Myth and Mythconceptions
John Constantine
"This is another fine myth you've gotten me
into" - Stan
So, we seem to have won the fabled war against the hated
tobacco companies. Those evil demons of that addictive weed seem to be
backed against the wall of science. Every Attorney General worth the
paper he generates has joined the battle. Holy water, wafers of Christ's
body. All the stops are being pried from their fossilized holes in
anticipation of the bloody fray.
What the heck. I mean, everyone wants to be on the
winning side of a popular battle.
Where on earth would we get the next crop of war heroes?
The Persian Gulf war? Gimme a break. One sided battles rarely generates
the bevy of heroes we need for stocking the political machine with.
George "my main man" Bush, Robert "I can't get no
satisfaction" Dole, the list goes far back into the past. War
heroes twiddle our dials.
"Granddad, tell us about the tobacco wars" I can already
hear the dulcet sound of my future children's pleas.
Seriously. We be screwed. The tobacco companies don't give a whit
about the United States market anymore. I mean, sure, there's money to
be made. People don't give up addictions very easily, and lord knows we
have enough smokers in the good old U S of A.

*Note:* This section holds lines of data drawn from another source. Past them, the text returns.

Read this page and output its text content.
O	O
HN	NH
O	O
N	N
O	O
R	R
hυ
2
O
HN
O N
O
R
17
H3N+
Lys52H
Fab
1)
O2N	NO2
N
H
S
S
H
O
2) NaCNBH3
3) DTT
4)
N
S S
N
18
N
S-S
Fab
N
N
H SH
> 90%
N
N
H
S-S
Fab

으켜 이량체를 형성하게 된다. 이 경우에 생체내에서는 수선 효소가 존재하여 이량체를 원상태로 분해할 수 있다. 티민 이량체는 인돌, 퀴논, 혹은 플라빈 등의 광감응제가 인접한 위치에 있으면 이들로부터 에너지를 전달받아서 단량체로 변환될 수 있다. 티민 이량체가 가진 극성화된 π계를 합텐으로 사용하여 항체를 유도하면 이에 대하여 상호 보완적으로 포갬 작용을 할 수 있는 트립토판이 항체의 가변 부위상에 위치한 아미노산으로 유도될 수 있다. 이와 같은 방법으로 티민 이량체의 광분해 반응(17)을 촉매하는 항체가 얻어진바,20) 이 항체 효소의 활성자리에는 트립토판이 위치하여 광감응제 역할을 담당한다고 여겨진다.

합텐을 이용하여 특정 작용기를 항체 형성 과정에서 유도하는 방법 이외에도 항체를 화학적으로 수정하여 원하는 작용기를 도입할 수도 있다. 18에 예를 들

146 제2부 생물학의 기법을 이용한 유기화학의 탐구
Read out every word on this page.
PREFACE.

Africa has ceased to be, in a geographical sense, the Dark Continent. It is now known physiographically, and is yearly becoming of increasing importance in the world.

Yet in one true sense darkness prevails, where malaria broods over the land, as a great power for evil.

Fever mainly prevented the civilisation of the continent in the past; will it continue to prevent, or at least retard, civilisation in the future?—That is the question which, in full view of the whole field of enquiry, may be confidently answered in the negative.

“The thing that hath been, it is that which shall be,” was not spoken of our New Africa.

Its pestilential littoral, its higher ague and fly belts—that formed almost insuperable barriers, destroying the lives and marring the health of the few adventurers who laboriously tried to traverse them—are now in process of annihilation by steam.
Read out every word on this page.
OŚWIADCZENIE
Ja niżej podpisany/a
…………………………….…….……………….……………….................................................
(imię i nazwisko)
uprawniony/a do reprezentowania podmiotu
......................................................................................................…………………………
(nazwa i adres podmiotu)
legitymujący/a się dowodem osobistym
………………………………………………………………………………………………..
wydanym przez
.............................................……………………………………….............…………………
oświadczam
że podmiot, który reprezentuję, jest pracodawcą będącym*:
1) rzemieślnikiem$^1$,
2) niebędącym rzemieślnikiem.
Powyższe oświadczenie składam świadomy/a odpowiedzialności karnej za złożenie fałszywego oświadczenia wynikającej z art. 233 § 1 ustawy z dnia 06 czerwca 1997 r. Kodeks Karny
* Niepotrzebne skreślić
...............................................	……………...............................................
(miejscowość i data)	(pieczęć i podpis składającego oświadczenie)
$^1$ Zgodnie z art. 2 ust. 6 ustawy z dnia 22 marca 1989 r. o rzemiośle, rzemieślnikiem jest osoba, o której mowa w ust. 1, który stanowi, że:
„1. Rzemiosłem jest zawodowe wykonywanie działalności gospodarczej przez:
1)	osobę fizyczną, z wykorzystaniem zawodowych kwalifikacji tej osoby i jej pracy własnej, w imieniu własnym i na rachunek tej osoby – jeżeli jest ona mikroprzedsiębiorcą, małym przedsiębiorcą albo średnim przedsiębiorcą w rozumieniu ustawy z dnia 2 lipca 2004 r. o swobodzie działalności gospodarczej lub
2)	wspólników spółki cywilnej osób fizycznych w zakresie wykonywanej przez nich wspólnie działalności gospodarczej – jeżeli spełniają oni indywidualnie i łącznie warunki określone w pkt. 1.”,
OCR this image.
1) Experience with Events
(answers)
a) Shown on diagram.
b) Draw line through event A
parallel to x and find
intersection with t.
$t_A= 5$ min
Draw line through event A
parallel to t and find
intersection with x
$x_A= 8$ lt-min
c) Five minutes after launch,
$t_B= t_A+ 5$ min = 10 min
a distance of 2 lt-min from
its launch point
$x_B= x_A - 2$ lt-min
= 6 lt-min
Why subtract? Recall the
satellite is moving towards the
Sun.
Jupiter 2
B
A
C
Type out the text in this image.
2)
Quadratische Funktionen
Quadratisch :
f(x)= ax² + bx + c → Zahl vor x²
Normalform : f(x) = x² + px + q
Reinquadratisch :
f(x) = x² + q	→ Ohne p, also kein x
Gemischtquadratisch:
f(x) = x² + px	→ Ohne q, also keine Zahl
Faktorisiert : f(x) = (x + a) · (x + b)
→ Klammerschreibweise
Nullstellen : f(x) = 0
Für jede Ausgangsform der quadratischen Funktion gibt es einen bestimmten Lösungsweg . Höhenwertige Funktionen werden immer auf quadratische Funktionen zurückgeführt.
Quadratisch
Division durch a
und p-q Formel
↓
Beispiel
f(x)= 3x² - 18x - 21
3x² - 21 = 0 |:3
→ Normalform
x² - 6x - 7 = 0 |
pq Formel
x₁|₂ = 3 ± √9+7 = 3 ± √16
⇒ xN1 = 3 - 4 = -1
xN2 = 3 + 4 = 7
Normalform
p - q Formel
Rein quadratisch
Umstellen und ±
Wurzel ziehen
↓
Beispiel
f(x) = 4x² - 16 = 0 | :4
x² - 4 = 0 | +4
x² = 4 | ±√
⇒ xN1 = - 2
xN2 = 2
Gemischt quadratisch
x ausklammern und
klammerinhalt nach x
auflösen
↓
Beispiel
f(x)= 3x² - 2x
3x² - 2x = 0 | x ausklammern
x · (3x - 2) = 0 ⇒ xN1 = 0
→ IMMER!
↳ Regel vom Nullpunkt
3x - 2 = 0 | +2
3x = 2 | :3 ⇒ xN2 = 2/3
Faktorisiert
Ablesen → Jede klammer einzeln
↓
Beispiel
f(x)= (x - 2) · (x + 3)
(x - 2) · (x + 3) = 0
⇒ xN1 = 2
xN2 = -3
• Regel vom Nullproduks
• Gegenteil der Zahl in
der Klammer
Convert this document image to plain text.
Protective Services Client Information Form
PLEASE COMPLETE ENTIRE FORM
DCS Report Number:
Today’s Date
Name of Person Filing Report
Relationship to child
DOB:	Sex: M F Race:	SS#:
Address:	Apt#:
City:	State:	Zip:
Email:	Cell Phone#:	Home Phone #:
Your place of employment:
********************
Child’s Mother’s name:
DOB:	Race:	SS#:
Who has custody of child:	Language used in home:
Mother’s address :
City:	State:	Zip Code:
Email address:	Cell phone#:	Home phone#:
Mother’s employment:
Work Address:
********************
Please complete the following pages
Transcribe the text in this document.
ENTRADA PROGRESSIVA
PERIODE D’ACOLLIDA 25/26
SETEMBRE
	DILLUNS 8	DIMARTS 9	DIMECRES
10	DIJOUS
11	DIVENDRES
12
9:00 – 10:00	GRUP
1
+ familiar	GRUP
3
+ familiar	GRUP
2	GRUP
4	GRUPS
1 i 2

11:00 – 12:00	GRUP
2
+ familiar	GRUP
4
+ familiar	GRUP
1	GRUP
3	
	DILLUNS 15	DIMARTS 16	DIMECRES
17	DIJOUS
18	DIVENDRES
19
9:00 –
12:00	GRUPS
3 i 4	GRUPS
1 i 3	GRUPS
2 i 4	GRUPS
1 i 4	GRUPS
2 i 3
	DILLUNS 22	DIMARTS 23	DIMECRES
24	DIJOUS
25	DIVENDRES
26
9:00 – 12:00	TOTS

But this money is fairly old, and you don't become a major seller of
an majorly addictive substance by being stupid. You plan ahead. You
scope the lay of the land, and you adapt your strategies. You put your B
people in charge of established, niche markets.
America is what? Somewhere between 250 and 300 million? The tobacco
companies get, say 10% of that market. Pretty good numbers. Imagine what
they could get in a country that wasn't fighting them tooth and nail.
For instance, China. Let's say they had a market of a billion or so.
Ten percent seems downright obscene.
And a highly conservative estimate. Send in the A team.
All the libertarians out there (and you know who you are) have
suddenly stopped reading. Their free market hairs are standing on end.
I understand. Life's a bitch, and we all make bad decisions.
Evolution happens.
True enough. But consider this. Money is power. Money buys mind
manipulators. Money freely converts to brain share. We here in America
can sell caffeine free diet coke, and people will actually drink it. We
can't directly control minds, but we can definitely confuse the hell out
of the issue.
Evian anyone?
Some things in life are dangerous, and I don't think anyone has an
unbridled right to make money off of dangerous things. Market forces
alone are not nearly powerful enough when pitted against addiction.
We're talking apples and oranges. Apples win hands down.
So, think about it for a few minutes. Here's something (tobacco)
that's been proven time and time again to be an extremely dangerous
substance, freely sold to minors. Whoops. I forgot. We card
under 29.
But the point is that tobacco lawyers argued for decades that tobacco
was a harmless weed. A sweet plant, cultivated by the honorable slaves
plantation farm workers. Think of
those jobs. What would those people do if they
didn't pick tobacco?
Any rational analysis can see what is going on.
But it's very hard to prove. Law is like that. Purposefully so.
Reality is defined daily -- especially in days like these where your
email program gets updates via Castanet. We need slippage to accommodate
for the fact that we don't know everything. Reasonable humans
can disagree on some basic concepts.
Sometimes circumstances are extenuating.
But we've managed to create a hole in reality so large we can drive a
truck through it.
A truck the size of the planet Jupiter.
I certainly don't know how we're going to solve this mess we've
gotten ourselves into. It's complicated, exceedingly sticky, and there's
lot's and lot's of money.
There is no simple solution to messy problems. Sometimes we create
entirely new messes in the attempt to clean up the original problem.
But I don't think unleashing American tobacco companies on an
unprepared population numbering in the billions is very ethical. There
is no counter balance.
And without a counter balance, things tend to swing one way.